Más naciones derogan la pena de muerte
Amnistía expresó sin embargo su satisfacción por el hecho de que la abolición del uso de la pena de muerte siguiera progresando el año pasado en el mundo. El número de países que renunciaron a la pena de muerte en cualquier circunstancia aumentó a 95, después de que Burundi y Togo cambiaran la ley en este sentido.

Otros nueve países abolieron la pena de muerte para crímenes ordinarios y 35 más mantienen la pena capital en su legislación pero son considerados abolicionistas de facto porque no han ejecutado a nadie en 10 años. Cincuenta y ocho países siguen recurriendo a las ejecuciones para crímenes ordinarios. Los métodos utilizados incluyen la decapitación, la electrocución, el ahorcamiento, la inyección letal, el fusilamiento o la lapidación.

"El uso de la pena de muerte está rodeado de secreto en países como China, Belarús, Irán, Mongolia, Corea del Norte y Vietnam. Este secretismo es indefendible", afirmó la organización.

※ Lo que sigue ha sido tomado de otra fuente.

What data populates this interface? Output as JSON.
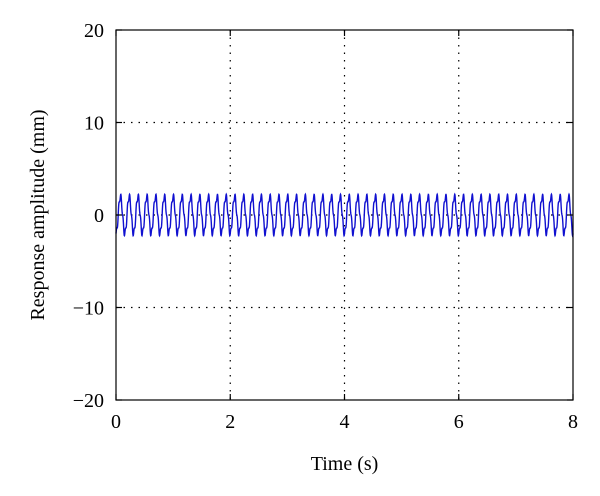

En Asia, por primera vez en los últimos años, no se registró ninguna ejecución en Afganistán, Indonesia, Mongolia o Pakistán. En cambio Tailandia llevó a cabo sus dos primeras ejecuciones desde 2003. Por primera vez desde que Amnistía empezó a publicar su informe sobre la pena de muerte, no se registró ninguna ejecución en Europa en 2009. Belarús ajustició sin embargo a dos personas en marzo de 2010.

En todas las Américas, el único país que llevó a cabo ejecuciones fue Estados Unidos.

El informe acusa a Irán y Arabia Saudita de haber violado el derecho internacional al ejecutar a varias personas -al menos siete entre los dos- por crímenes cometidos cuando eran menores de edad. Kenia, que no ha llevado a cabo ninguna ejecución desde 1987, conmutó en penas de prisión las condenas a muerte de 4.000 personas, el mayor movimiento de este tipo jamás observado por Amnistía.

Al menos 17.118 personas en todo el mundo estaban condenadas a muerte a finales de 2009. "Hay menos países que nunca que llevan a cabo ejecuciones", concluyó Cordone. "Como hizo con la esclavitud y el apartheid, el mundo está rechazando esta vergüenza para la humanidad. Estamos dirigiéndonos hacia un mundo libre de pena de muerte, pero hasta entonces hay que oponerse a cada ejecución".